Nope do you have some videos you would like to share? If so give us a link. OK


----------



## kittybreed (Sep 7, 2007)




----------



## kittybreed (Sep 7, 2007)

This one probably showcases the strategy of the game best. kb


----------



## arnisador (Sep 7, 2007)

I thought this would be about Kombatan!


----------



## kittybreed (Sep 7, 2007)

I guess I got my question answered. Although Combaton is a game for kicking martial artists, right now most of the players do taekwondo. All of the players deeply respect practitioners of different martial arts most have MMA, football and/or wrestling skills. 

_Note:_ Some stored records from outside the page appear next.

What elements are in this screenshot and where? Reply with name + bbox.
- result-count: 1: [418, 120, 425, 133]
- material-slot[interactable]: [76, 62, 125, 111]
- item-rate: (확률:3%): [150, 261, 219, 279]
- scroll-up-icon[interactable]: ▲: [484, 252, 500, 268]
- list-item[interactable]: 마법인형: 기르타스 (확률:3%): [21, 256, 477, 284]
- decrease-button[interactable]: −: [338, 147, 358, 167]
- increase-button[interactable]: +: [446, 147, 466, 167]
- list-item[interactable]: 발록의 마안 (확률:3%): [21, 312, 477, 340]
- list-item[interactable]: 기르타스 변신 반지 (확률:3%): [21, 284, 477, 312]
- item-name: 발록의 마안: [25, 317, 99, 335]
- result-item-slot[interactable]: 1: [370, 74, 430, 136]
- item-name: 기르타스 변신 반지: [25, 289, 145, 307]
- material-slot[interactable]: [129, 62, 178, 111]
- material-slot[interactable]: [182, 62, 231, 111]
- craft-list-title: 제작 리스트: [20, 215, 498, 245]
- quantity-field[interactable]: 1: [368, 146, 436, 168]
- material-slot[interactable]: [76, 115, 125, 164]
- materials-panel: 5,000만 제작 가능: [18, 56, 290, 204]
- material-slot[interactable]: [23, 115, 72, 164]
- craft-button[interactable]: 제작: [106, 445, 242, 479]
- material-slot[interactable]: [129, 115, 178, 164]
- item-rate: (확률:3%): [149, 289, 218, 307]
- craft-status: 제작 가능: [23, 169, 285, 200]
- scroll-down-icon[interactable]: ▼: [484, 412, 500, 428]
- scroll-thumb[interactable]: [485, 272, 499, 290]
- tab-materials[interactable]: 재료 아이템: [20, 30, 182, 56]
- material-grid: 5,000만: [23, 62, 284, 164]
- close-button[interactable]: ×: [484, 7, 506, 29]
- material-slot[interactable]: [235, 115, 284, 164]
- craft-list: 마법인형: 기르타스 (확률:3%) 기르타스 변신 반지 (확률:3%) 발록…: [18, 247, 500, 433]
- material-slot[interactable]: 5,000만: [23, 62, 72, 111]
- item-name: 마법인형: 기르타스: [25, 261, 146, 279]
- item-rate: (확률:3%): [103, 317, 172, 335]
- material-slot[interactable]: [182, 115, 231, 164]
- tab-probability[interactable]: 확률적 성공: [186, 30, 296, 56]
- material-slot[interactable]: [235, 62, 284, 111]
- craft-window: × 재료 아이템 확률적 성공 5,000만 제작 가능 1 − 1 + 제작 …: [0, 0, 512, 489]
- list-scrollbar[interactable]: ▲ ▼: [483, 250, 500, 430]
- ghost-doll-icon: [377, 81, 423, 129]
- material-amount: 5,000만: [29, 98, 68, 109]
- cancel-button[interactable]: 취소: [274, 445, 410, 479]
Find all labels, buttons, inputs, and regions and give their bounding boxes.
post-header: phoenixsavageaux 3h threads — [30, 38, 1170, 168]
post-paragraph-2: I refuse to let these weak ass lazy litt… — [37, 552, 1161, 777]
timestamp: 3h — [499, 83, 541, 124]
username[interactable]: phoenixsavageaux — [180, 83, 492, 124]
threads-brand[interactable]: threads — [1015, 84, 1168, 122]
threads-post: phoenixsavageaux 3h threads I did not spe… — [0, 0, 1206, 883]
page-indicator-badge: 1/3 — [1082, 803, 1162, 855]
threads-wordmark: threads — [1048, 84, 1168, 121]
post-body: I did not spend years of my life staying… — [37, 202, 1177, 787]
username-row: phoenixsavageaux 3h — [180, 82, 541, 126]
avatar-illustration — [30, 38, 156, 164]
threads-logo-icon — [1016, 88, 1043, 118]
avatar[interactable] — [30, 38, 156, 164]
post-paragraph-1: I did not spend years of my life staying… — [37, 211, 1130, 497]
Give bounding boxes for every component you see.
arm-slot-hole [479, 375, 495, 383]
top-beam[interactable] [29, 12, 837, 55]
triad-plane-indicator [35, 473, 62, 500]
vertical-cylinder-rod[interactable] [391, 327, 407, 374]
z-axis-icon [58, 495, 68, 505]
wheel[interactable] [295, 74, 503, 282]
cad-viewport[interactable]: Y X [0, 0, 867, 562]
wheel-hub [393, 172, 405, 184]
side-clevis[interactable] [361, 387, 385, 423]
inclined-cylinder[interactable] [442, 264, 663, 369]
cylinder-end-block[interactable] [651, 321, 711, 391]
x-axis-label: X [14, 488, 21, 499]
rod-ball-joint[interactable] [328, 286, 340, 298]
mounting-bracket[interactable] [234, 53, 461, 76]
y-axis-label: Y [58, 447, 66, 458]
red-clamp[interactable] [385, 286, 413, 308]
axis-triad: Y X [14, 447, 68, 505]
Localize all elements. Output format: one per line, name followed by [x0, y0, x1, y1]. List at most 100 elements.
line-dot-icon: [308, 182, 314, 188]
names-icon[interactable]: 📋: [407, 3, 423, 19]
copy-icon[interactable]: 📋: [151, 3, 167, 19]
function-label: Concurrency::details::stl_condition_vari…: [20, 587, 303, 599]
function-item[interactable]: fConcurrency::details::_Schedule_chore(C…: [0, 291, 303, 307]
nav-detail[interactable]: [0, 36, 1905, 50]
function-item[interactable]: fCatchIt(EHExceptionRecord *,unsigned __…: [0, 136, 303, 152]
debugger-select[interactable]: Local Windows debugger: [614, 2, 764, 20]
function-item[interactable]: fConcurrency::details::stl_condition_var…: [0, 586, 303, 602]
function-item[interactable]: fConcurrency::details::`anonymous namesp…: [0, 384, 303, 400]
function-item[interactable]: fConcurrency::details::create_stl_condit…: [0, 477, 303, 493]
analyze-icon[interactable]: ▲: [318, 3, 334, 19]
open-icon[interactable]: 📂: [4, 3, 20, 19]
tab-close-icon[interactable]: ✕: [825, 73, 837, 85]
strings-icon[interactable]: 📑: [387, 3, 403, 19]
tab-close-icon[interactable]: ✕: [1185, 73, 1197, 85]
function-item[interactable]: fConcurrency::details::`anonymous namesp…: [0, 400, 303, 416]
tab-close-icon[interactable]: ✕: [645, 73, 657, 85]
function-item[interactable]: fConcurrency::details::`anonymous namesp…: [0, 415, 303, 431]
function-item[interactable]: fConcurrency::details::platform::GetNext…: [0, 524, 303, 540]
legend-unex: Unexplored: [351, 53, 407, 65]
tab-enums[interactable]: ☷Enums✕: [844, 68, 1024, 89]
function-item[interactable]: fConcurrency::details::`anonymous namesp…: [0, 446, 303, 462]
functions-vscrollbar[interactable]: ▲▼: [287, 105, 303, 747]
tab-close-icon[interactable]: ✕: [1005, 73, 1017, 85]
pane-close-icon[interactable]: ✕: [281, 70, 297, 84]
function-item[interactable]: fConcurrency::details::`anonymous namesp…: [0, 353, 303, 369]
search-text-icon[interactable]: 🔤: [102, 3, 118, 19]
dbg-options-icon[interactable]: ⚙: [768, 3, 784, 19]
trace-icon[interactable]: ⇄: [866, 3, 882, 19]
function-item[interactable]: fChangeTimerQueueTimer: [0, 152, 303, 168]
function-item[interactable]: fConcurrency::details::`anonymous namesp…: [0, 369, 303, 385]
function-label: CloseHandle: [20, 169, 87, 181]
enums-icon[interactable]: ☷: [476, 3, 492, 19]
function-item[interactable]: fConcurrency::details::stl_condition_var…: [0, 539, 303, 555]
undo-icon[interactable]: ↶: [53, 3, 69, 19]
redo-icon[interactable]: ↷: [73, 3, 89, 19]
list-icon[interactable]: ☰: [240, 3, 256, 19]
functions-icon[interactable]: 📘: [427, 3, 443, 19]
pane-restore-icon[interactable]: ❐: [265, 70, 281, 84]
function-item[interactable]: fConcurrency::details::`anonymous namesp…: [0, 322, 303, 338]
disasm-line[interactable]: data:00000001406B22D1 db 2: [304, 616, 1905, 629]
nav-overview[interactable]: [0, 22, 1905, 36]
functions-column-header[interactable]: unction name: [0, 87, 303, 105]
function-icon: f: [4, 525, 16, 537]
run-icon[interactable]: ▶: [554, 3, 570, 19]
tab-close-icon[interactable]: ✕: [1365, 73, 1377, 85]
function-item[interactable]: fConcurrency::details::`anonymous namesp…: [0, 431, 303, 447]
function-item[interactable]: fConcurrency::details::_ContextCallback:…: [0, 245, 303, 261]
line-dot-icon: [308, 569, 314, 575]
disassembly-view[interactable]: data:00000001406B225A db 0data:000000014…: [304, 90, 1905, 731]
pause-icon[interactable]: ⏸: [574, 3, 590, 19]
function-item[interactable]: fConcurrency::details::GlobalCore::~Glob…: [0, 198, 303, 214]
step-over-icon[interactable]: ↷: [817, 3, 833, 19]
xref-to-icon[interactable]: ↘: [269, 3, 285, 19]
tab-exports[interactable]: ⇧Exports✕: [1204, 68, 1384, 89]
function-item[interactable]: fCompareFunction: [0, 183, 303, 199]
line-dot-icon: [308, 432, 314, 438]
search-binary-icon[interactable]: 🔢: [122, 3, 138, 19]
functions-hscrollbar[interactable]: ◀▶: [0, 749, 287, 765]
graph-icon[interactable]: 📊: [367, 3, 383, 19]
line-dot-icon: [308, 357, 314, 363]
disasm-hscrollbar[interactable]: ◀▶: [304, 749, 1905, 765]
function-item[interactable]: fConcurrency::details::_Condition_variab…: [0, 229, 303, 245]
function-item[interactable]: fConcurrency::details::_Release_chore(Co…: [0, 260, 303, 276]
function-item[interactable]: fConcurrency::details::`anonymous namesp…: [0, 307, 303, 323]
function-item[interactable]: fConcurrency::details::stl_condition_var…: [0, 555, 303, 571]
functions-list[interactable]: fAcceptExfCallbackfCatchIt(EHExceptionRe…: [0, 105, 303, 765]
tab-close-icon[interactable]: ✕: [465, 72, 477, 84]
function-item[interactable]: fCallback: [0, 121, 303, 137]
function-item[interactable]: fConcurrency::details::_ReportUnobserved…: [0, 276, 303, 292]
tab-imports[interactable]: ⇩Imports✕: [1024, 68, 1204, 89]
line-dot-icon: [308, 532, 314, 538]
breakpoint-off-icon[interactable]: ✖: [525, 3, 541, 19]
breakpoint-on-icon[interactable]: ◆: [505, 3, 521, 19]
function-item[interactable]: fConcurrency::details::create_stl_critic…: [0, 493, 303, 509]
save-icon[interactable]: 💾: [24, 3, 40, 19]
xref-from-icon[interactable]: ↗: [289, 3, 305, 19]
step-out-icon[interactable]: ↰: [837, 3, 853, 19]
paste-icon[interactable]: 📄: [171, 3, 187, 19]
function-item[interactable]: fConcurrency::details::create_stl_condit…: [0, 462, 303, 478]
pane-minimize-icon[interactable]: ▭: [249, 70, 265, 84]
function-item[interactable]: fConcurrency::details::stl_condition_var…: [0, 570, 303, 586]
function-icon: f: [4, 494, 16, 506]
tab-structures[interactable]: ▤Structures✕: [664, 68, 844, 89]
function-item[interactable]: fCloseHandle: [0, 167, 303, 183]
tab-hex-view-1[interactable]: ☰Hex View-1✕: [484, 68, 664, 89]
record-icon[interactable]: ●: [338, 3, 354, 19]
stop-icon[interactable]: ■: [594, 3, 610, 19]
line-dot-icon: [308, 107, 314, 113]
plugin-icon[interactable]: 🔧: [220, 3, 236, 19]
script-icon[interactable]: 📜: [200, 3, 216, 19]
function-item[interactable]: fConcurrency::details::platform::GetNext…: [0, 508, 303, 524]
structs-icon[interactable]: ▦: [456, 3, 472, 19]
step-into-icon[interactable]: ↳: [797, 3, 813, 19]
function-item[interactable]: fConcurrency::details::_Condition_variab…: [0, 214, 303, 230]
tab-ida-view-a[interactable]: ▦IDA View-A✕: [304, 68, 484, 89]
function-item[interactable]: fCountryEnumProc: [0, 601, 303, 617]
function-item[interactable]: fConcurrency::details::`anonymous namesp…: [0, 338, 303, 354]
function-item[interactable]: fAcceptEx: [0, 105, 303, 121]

I trained in TKD in Korea and this is not the traditional martial art I love but it has its own attraction for those with athletic inclinations. All kicking martial artists are welcome.

Players practice their kicks for the Combaton goal pole as points for a score are determined by the difficulty level of the kick. 

Sorry for any confusion about the name. Originally it was Baton, but Com was added as a prefix to signify the combat element. Hence the name Combaton.

Thanks for having such a good forum. There are some forums out there that do not have near the quality of monitoring you guys (and girls) do.


----------